Sunday, August 24, 2008
Book review: Dark secrets and a socially poignant tale
Book information
Palace Council
- By Stephen L. Carter
- Knopf
- $26
Several years ago, Yale law professor and best-selling novelist Stephen L. Carter introduced the world of literature to the elite of the "darker nation" in his first two suspense novels. However, unlike "The Emperor of Ocean Park" and "New England White," which were both set in present day, "Palace Council" has a broad historical scope.
At the core of this novel, political intrigue, dark secrets, loyalties and betrayals span the 1950s, continuing through the tumultuous unrest of the '60s to climax at the end of the Nixon administration.
The main character, Eddie Wesley, a black writer of fiction and nonfiction, finds himself embroiled in a controversy of immense magnitude. After he accidentally stumbles upon the murdered corpse of a Wall Street attorney with known connections to the upper-class families of Harlem, a series of events -- including more deaths and a scientist's suicide -- convince Wesley that his sister's involvement with a militant black organization, and her subsequent disappearance, are all related.
Meanwhile Wesley pines for his true love, who broke off with him to marry a Harlem man Wesley suspects of being next in line to inherit the leadership of a secret organization of wealthy businessmen and power-welding politicians.

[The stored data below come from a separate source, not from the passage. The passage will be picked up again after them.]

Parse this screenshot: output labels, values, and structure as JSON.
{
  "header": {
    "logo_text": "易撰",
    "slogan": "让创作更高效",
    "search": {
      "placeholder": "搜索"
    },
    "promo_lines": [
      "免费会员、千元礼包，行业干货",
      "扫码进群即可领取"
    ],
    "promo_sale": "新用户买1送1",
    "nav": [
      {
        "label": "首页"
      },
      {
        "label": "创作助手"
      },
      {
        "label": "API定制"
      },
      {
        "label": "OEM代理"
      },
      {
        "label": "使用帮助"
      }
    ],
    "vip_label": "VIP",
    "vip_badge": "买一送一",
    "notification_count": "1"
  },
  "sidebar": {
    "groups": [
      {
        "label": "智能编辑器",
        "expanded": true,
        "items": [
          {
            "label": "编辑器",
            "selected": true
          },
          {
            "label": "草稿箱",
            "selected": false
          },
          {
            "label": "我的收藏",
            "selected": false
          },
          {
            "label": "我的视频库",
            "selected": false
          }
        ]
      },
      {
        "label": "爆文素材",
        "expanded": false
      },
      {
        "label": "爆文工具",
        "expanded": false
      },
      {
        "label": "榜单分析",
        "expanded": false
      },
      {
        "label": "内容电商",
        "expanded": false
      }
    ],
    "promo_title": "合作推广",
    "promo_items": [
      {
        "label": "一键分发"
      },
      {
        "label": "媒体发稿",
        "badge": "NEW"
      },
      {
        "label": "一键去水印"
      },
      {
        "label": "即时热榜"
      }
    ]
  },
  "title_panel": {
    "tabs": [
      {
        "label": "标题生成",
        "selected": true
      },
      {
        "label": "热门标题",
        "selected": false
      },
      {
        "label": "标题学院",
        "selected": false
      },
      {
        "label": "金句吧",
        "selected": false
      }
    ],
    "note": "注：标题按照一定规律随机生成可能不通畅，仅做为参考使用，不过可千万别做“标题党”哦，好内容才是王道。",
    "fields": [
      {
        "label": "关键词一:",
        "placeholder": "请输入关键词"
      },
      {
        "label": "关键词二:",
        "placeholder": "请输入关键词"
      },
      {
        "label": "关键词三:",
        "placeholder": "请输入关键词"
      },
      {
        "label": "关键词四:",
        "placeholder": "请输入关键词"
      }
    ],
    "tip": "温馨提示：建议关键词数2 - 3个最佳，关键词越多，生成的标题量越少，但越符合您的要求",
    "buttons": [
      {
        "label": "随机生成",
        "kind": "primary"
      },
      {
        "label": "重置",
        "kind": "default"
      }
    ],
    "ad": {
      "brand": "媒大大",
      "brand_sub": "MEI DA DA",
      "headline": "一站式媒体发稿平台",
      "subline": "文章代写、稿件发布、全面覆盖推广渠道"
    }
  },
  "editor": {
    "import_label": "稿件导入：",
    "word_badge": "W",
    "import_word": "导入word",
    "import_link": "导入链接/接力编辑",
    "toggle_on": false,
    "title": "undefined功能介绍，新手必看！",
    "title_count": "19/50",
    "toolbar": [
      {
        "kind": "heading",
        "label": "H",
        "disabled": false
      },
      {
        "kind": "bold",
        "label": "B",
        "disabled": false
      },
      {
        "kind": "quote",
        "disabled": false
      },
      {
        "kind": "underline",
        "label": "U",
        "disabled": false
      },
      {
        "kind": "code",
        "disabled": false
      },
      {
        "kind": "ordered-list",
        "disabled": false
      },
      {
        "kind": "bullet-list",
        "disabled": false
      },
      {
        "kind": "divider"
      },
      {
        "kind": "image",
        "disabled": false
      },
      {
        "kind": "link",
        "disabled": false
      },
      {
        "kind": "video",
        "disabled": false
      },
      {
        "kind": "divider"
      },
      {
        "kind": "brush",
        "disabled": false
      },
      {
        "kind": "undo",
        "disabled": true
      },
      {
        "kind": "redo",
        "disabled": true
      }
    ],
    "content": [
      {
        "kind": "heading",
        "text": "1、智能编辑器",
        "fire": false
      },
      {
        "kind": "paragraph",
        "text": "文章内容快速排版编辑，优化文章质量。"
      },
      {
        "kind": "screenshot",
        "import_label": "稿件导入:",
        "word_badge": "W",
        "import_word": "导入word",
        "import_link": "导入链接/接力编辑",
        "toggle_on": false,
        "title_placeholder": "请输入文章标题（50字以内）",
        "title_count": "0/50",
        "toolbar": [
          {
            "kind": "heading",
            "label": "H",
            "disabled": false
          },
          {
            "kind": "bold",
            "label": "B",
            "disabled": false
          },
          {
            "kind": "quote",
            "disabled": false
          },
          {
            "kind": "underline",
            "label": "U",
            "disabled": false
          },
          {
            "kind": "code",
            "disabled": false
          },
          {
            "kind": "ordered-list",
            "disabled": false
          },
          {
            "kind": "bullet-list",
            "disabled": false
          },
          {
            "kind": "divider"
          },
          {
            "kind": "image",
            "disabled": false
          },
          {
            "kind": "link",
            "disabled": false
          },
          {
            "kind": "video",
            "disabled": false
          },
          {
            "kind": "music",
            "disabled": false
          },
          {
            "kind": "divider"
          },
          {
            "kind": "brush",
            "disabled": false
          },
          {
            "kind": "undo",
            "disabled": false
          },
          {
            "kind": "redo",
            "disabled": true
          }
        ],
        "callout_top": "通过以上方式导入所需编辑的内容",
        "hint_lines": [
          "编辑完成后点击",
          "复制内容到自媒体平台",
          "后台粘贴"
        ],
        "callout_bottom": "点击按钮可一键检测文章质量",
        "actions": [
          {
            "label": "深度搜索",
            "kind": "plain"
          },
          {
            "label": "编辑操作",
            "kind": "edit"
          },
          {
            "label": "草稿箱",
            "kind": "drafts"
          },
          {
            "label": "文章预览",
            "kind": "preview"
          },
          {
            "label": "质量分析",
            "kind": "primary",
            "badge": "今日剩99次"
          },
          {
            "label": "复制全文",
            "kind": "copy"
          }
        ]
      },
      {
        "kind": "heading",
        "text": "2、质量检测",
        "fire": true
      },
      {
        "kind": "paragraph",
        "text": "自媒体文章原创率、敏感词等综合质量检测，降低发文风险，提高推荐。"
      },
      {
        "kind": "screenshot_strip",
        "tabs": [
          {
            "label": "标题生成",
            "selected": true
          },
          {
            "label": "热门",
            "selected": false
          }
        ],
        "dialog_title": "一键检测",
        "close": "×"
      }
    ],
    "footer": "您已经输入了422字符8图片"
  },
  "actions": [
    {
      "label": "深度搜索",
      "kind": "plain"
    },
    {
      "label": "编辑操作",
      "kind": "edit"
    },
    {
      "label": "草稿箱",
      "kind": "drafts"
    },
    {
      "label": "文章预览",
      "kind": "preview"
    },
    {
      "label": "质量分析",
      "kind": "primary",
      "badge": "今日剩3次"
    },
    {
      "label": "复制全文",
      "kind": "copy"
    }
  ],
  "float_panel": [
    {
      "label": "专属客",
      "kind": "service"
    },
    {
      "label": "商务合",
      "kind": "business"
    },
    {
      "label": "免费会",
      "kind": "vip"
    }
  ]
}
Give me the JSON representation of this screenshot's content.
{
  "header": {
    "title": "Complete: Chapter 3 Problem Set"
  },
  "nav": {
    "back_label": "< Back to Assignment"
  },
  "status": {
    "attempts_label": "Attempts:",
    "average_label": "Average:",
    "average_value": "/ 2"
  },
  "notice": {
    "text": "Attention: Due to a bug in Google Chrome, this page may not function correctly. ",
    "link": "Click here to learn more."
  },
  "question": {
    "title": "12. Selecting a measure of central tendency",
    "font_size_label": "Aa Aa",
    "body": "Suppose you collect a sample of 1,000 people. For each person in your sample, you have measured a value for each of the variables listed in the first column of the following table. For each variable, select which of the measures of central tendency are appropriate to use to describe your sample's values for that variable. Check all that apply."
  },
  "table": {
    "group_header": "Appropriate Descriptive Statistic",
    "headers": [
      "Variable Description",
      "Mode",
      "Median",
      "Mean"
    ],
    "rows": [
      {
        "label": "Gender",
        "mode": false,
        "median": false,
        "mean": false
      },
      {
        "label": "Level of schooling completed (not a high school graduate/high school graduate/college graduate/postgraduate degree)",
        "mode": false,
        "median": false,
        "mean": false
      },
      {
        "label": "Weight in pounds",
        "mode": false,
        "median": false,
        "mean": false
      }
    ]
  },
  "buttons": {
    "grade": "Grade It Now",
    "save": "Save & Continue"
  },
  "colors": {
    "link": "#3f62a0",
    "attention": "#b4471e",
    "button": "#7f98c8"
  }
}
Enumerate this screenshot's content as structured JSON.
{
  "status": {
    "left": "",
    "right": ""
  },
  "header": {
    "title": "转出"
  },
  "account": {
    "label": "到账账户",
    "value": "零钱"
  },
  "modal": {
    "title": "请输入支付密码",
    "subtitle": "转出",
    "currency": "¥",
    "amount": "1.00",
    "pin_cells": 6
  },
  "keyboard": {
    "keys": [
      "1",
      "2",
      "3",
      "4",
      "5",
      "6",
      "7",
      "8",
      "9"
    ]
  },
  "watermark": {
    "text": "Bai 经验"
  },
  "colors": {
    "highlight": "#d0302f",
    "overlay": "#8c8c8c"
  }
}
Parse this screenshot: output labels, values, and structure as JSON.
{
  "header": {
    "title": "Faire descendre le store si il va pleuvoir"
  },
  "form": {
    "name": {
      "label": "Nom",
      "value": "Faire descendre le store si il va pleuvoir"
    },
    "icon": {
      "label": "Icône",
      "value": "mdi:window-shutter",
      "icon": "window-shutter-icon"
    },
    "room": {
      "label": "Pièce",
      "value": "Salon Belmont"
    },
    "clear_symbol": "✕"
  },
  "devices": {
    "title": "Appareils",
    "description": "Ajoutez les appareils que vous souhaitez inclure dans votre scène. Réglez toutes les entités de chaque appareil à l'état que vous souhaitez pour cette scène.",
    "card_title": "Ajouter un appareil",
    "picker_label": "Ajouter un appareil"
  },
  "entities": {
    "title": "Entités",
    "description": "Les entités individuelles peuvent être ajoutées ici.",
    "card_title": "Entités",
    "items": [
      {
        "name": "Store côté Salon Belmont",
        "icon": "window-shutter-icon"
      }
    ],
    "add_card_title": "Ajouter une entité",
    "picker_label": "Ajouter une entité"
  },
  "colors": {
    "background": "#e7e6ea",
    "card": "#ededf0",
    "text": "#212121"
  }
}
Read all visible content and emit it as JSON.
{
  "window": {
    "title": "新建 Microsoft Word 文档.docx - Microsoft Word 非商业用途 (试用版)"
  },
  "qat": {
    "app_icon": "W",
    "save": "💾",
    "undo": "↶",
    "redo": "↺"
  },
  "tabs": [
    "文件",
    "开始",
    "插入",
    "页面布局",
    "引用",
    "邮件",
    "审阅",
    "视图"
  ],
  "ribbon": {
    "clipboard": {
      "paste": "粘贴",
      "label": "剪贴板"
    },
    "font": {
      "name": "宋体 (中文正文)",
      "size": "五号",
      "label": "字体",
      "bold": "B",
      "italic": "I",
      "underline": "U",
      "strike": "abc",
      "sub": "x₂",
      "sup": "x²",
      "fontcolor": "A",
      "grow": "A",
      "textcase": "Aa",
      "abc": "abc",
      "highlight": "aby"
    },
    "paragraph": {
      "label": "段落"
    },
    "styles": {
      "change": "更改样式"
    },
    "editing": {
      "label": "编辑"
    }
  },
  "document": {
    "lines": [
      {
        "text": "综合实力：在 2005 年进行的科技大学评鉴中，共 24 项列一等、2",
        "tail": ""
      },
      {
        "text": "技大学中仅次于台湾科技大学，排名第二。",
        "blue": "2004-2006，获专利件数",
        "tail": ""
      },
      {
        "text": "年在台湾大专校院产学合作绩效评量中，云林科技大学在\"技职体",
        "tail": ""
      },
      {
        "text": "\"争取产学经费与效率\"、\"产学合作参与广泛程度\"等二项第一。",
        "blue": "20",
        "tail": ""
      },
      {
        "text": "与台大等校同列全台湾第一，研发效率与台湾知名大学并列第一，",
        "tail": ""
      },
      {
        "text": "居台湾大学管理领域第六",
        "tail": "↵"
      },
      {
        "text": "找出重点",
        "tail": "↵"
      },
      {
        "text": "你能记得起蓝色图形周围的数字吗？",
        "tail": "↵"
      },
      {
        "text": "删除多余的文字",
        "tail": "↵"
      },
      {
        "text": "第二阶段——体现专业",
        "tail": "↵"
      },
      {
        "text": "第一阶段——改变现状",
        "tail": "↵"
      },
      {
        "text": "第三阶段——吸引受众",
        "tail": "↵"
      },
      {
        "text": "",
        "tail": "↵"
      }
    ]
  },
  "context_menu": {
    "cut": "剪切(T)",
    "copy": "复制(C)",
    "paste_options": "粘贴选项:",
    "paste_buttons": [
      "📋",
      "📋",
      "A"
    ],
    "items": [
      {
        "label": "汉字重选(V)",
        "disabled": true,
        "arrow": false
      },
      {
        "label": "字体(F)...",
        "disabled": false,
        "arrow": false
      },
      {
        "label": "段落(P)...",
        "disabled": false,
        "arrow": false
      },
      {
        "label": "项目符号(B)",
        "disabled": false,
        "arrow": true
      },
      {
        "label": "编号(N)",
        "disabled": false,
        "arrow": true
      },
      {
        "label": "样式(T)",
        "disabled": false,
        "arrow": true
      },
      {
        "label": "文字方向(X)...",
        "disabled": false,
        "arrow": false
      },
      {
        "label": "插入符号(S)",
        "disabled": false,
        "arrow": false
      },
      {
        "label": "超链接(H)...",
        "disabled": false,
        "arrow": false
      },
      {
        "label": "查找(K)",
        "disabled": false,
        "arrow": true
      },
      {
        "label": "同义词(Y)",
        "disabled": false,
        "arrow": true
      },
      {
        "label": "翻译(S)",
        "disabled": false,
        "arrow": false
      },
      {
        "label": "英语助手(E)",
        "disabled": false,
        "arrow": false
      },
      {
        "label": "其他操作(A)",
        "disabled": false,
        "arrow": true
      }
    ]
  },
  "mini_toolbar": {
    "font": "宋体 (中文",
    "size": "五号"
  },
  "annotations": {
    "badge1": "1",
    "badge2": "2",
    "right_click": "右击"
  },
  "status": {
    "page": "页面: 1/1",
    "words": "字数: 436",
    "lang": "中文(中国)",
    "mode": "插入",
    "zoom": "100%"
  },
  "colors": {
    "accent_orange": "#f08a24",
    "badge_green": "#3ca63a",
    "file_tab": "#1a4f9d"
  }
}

During the course of Wesley's 20-year obsessive search to uncover the truth about the "Palace Council" and their hidden agenda, Joe and John Kennedy, poet Langston Hughes, Congressman Adam Clayton Powell, FBI director J. Edgar Hoover and President Richard Nixon all play significant roles.
Carter crafts this bold undertaking by supplying a back story that is lengthy and complex, and throughout the novel more action transpires inside the minds of his characters than on the stages he creates.
Yet the author's writing style is compelling enough to have me turning the pages, curious to see what the climax and resolution of this socially poignant tale would be.